Wednesday Night Study on March 26th
April 7, 2008
This week we started a new series of talks. The series will be on worship. I hope that when we have finished this study we will have a greater understanding of what worship truly is, what it involves, and what it does to us. This week our main objective was to define worship and to ask ourselves the question, “Have I worshipped this week?” We looked at John 4:21-24; this passage is a conversation between Jesus and the Samaritan woman at the well. I believe in this passage Jesus tells her the future of how people will worship after He opens the door for all men to have fellowship with God. (Through the Cross).
The main scripture focus was on verse 24 when Jesus says, “God is spirit, and His worshippers must worship in spirit and in truth.” From this statement we defined worship. We discussed that “in truth” refers to that which we know to be unchanging and uncompromising. We discussed that “in spirit” refers to the experience, expression, and emotion of life that all humans encounter. We defined worship in a simple statement: Worship is when the truth of God we know becomes the experiences of our life.
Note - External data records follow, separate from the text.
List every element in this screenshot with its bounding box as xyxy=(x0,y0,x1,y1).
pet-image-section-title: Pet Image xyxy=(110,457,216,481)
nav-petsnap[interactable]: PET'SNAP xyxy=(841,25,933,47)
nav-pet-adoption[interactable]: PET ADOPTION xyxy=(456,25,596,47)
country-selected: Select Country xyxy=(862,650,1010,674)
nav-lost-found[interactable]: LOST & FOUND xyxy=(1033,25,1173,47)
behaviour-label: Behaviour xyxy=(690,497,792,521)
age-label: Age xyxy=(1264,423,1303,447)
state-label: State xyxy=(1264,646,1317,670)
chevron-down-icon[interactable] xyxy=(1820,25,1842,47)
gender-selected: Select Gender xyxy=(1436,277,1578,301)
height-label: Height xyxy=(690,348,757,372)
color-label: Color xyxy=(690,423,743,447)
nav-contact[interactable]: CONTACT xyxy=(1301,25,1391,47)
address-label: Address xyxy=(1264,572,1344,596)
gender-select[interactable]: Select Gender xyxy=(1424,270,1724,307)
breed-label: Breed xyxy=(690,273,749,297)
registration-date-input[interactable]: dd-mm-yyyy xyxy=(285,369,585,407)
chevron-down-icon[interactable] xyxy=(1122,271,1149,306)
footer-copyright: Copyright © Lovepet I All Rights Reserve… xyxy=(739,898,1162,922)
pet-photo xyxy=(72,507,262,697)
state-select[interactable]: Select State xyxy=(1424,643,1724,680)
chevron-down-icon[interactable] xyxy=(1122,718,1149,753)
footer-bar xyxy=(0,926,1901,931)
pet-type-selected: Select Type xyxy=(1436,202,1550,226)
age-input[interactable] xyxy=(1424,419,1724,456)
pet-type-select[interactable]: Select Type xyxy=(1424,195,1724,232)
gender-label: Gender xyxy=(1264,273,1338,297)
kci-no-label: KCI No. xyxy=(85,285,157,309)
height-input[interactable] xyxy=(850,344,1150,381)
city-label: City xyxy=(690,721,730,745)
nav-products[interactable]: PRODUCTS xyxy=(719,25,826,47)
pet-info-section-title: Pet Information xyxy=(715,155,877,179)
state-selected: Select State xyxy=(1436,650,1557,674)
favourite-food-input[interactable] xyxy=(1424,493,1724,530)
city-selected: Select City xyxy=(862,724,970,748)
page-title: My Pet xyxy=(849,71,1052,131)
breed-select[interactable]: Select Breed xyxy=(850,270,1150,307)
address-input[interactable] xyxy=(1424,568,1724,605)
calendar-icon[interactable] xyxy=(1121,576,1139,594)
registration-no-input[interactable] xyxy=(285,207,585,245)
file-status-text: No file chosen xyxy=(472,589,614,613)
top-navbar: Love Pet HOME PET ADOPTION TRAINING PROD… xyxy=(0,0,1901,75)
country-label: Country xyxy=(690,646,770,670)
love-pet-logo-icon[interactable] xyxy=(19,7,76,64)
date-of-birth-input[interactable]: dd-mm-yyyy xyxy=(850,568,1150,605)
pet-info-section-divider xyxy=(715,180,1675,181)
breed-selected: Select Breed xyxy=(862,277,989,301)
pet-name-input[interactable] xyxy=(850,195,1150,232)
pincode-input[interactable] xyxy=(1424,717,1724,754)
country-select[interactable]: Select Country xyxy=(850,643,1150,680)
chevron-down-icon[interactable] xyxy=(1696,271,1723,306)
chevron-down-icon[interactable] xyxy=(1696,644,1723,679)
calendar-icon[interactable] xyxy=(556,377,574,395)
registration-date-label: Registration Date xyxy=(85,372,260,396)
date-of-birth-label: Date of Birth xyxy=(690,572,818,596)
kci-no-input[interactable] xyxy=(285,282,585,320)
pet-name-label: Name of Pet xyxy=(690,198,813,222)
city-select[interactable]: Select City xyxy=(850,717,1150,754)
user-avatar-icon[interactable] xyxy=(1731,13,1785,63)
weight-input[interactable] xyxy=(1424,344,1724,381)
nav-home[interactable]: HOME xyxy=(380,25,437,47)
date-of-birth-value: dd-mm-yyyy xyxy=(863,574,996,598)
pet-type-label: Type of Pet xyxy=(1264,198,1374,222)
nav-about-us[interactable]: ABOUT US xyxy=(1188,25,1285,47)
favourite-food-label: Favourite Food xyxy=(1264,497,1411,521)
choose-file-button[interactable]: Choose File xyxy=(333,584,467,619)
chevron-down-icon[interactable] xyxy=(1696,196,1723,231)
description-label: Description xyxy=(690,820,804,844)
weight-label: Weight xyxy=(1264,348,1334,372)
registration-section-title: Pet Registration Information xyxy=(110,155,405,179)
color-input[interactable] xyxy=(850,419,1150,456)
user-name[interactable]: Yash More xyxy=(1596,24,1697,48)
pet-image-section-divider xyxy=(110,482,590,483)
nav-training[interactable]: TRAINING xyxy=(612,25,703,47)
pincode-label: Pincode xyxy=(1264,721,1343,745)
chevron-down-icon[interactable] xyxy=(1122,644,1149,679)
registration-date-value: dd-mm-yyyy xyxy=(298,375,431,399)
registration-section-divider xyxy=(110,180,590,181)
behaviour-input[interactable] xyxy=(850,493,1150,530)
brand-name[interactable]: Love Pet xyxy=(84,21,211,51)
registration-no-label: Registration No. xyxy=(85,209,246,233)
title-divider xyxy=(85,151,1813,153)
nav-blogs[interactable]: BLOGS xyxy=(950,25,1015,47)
Let me use the example that I used last night. Ok last week I told a story about my favorite caving trip. I told about the fun of sliding down mud slides and slipping and falling in mud. (For some of you this may not sound fun but to them it sounded very fun.) When I told of all this fun they took it as truth and a large majority of them signed up to go on a caving trip Friday. Those who went experienced the joys of the cave that I had talked about. We discussed that this is how worship is with God; that we can know so much information (truth) but until we experience the workings of God through that truth in our lives we truly don’t understand. I believe that our students are saturated with the truths of what God has done in the past, who God is, and all the wonderful things He has promised us. I believe that is not a bad thing but I do believe that just knowing the facts isn’t going to help them. It is going to take the truth coming to life in their lives; that is worship.
I went on to state that without worship all tasks and activities done are done in vain. I gave examples such as doing missions or witnessing just because I’m supposed to. Another example was coming to church because it is what everybody else does rather than it being a time to encounter God.
My third statement was that worship involves all of us. It involves our problems, our hurts, our victories, and our failures. We should give and respond to God with all areas of our life. We so often go before God as if we are perfect and feel perfectly fine but we are not.
We closed with me reviewing our definition of worship and asking a simple question “Have you worshipped this week?”